İnsanların çoğu, zihinleri tarafından yönetilir. Zihin korku
temeli çalışır ve bu korkulardan biri de kimlik korkusudur. Hele bir de çocuk
yaşlarda yaşanan bir travma varsa zihin bir savunma mekanizması oluşturur ve
beyindeki o bölgeyi kapatır ve üzerine kimliğin bir parçası olan bir maske daha
ekler. Yaratılan sahte benliklerle özdeşleşir insanlar... Bu maskeler önce aile
ve daha sonra çevre ve toplum tarafından koşullandırılır. Bir veya daha fazla
maske ile yaşamaya devam ederler. Bu öyle bir durumdur ki...

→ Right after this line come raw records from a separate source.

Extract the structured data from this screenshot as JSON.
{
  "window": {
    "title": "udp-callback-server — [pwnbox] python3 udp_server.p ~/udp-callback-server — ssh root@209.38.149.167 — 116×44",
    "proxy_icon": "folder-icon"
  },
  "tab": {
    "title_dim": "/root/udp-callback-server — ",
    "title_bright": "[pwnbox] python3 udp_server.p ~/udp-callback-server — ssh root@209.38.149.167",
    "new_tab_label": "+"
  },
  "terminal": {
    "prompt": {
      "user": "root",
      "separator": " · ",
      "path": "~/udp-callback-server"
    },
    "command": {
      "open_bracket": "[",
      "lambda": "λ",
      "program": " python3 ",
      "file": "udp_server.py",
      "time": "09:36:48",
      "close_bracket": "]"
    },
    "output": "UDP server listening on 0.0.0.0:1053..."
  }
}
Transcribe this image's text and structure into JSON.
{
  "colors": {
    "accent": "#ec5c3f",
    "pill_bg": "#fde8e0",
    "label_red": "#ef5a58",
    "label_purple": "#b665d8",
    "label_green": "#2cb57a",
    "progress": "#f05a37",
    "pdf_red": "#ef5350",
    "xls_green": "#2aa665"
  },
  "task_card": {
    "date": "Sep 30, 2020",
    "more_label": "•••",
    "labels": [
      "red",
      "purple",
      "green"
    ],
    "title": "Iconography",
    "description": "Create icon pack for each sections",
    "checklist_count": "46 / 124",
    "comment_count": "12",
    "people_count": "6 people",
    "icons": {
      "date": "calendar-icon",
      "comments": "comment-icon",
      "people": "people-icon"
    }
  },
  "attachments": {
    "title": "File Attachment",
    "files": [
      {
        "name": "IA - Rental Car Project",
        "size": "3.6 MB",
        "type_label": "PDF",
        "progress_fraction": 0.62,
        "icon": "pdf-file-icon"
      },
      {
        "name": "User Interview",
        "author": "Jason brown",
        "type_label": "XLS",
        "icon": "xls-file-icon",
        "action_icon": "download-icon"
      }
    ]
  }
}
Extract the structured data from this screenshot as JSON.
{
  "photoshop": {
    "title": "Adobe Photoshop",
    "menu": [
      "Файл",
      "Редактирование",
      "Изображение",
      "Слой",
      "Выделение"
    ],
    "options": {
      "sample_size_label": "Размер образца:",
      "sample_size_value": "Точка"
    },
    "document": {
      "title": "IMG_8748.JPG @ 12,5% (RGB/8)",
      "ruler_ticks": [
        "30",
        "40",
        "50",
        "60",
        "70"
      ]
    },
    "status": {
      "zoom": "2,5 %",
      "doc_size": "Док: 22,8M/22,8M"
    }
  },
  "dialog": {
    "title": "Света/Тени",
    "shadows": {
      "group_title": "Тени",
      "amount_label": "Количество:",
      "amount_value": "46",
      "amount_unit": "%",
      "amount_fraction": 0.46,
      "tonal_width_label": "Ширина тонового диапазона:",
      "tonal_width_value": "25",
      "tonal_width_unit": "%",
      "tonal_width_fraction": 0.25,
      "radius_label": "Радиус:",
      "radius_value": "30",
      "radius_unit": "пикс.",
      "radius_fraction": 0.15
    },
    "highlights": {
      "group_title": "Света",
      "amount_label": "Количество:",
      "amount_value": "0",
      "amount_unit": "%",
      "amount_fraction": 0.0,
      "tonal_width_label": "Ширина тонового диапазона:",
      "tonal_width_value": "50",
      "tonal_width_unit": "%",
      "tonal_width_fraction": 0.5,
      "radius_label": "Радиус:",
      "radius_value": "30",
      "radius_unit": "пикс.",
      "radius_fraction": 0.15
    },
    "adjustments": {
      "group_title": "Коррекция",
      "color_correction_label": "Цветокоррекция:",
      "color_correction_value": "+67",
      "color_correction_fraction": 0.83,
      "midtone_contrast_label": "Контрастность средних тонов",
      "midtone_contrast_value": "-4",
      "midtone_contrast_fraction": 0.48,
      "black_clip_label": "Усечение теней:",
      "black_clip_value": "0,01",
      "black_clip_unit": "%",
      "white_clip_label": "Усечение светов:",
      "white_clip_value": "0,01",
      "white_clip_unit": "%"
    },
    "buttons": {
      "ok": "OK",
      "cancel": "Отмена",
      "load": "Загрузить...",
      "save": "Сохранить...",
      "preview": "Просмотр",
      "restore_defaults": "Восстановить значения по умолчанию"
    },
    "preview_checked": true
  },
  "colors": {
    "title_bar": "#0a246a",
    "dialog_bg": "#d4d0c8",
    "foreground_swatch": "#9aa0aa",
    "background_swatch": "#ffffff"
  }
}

Hem mahkumuzdur, hem de gardiyan.
Bir grup insanın ise durumları herkesten daha vahimdir. Onlar
bu maskelerin üzerine daha güçlü ve şöhretli maskeler takmak zorunda olan
sinema oyuncularıdır. Bu dualitenin seviyesini iki katına çıkarır. Halkın
gözündeki imajı ile kendi yarattığı sanal kimlik arasındaki ikilem onları
dayanılmaz bir arayışa ve doyumsuzluğa iter... Bir yandan kimliklerini beslemek
için her şeyi yaparken bir yandan sahne ruhsal ve bedensel arınma ile
ilgilenirler. Hakikat arayışında olan ruhun görevini ele geçiren aydınlanmış ego bu sefer kılık
değiştirmiş ve ermiştir. Hakikatin bununla uzaktan yakından ilgisi yoktur.
Maps to the Stars
filminde sıra dışı yönetmen David Cronenberg bu durumu sahneye müthiş bir
şekilde aktarmış. Kendi üslubuna yakışır bir şekilde biraz uç ve aşırı bir son
ile filmi bitirmiş.
Filmin kahramanı Havana,
çocukluk travmasından dolayı annesini bir türlü affetmemektedir. Onun
hayalini görmektedir. Almak istediği bir role kafasını takmıştır. Rolü
kaybeder. Rolünü kaptırdığı kişinin ufak oğlu vefat eder ve rolün ona kalma
ihtimali doğar. Bu duruma bile sevinecek hale gelmiştir...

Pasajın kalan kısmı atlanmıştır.